Follow-up: White House refuses subpoena

Here we go, folks:

Bush is claiming executive privilege, the White House won’t turn over the papers, and Harriet Miers and Sara Taylor will not testify.

Positive sign: The AP is actually using the phrase “moving toward a constitutional showdown” in the first sentence of the story.

Negative sign: CNN has buried the story over in the “latest news” colum, below “Divided court rejects school diversity plan” and “High court blocks Texas killer’s execution,” and right above “Town mourns cheerleaders killed in crash.”

Next up — Contempt of Congress charges, which would have to be enforced by the Justice Dept., which is at the center of this whole mess already……and then a court battle over Constitutional authority, which will go to the Bush-stocked Supreme Court.

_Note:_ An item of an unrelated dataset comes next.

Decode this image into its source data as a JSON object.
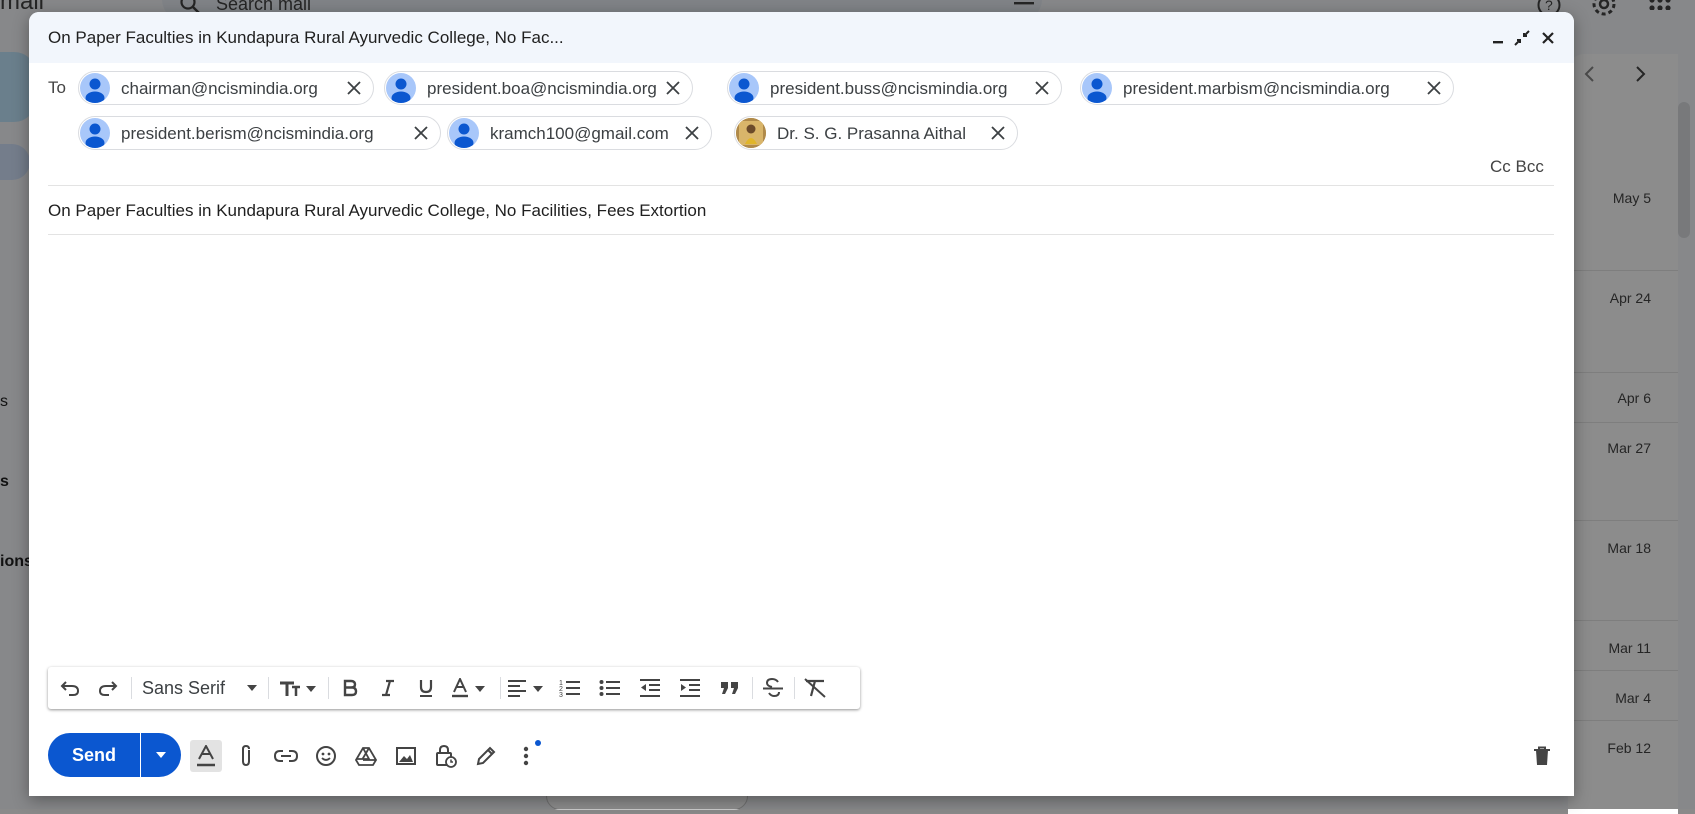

Expect that nothing will come of this. It’s official — we no longer have a Legislature.

6 Replies to “Follow-up: White House refuses subpoena”

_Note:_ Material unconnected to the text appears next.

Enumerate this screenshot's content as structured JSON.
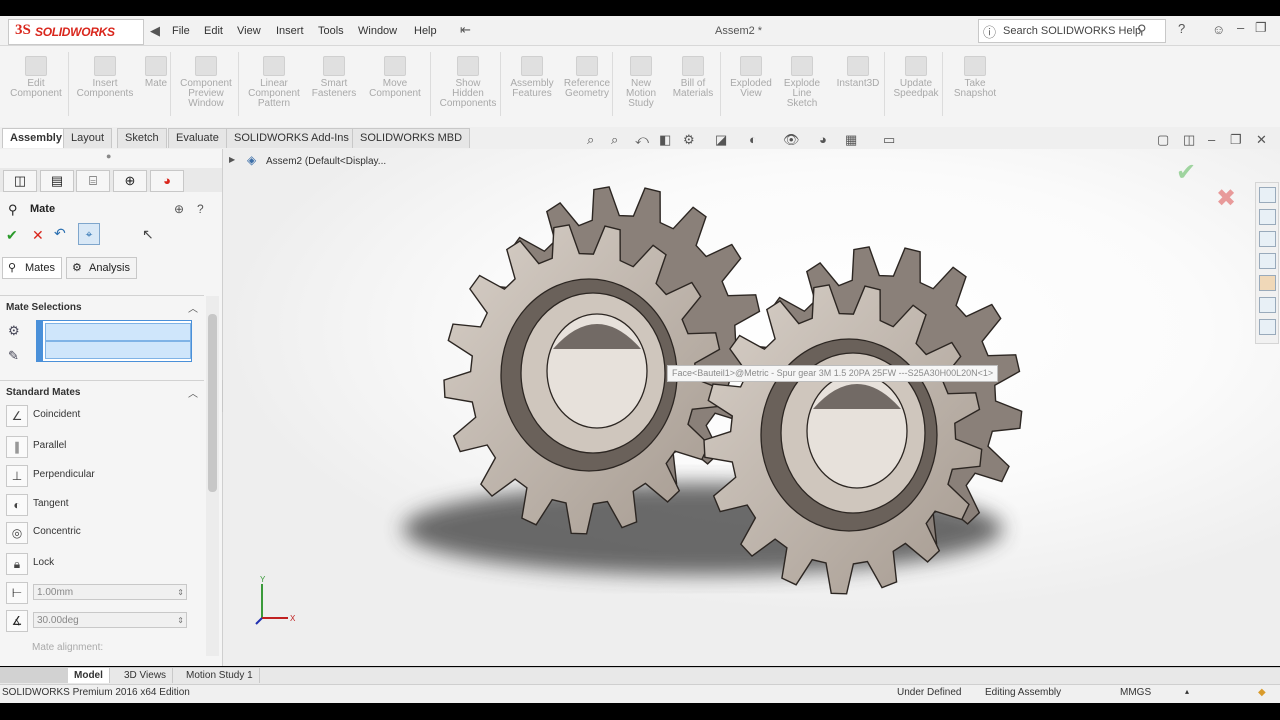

  1. Well, that’s fine for Bush, but Cheney’s office was subpoenaed too and, well, as we all know, Cheney’s not a part of the Executive Branch….

    I’m tied up in fucking knots about this bullshit. America died three years ago and now the Bush administration is fucking its corpse.

  2. Best I can recall. I mark the moment of death to when Bush got the official okay to ignore the constitution. Oh, they were beating her with tire irons in the back alley long before, but I reckon she didn’t die until they ripped out her Bill of Rights.

  3. True enough.

    I tell you, the whole Cheney thing that the WashPo just finished up has me more and more convinced that Bush is really the sockpuppet and Cheney is the hand — and whereas I don’t think 9/11 was an inside job, I do think that everything that has happened to this country since was part of a planned change, which was just waiting for the proper traumatic event so it could be enacted.

  4. I think that it’s just Cheney is dedicated to making mad bank for industry concerns (and himself), and screw the rest of the world.

    CU

  5. Congress does have a law enforcement division of their own: the sergeant-at-arms. They have historically used the sergeant-at-arms to arrest people for contempt of congress, admittedly over 150 years ago, but they don’t technically have to rely on Justice to get their way.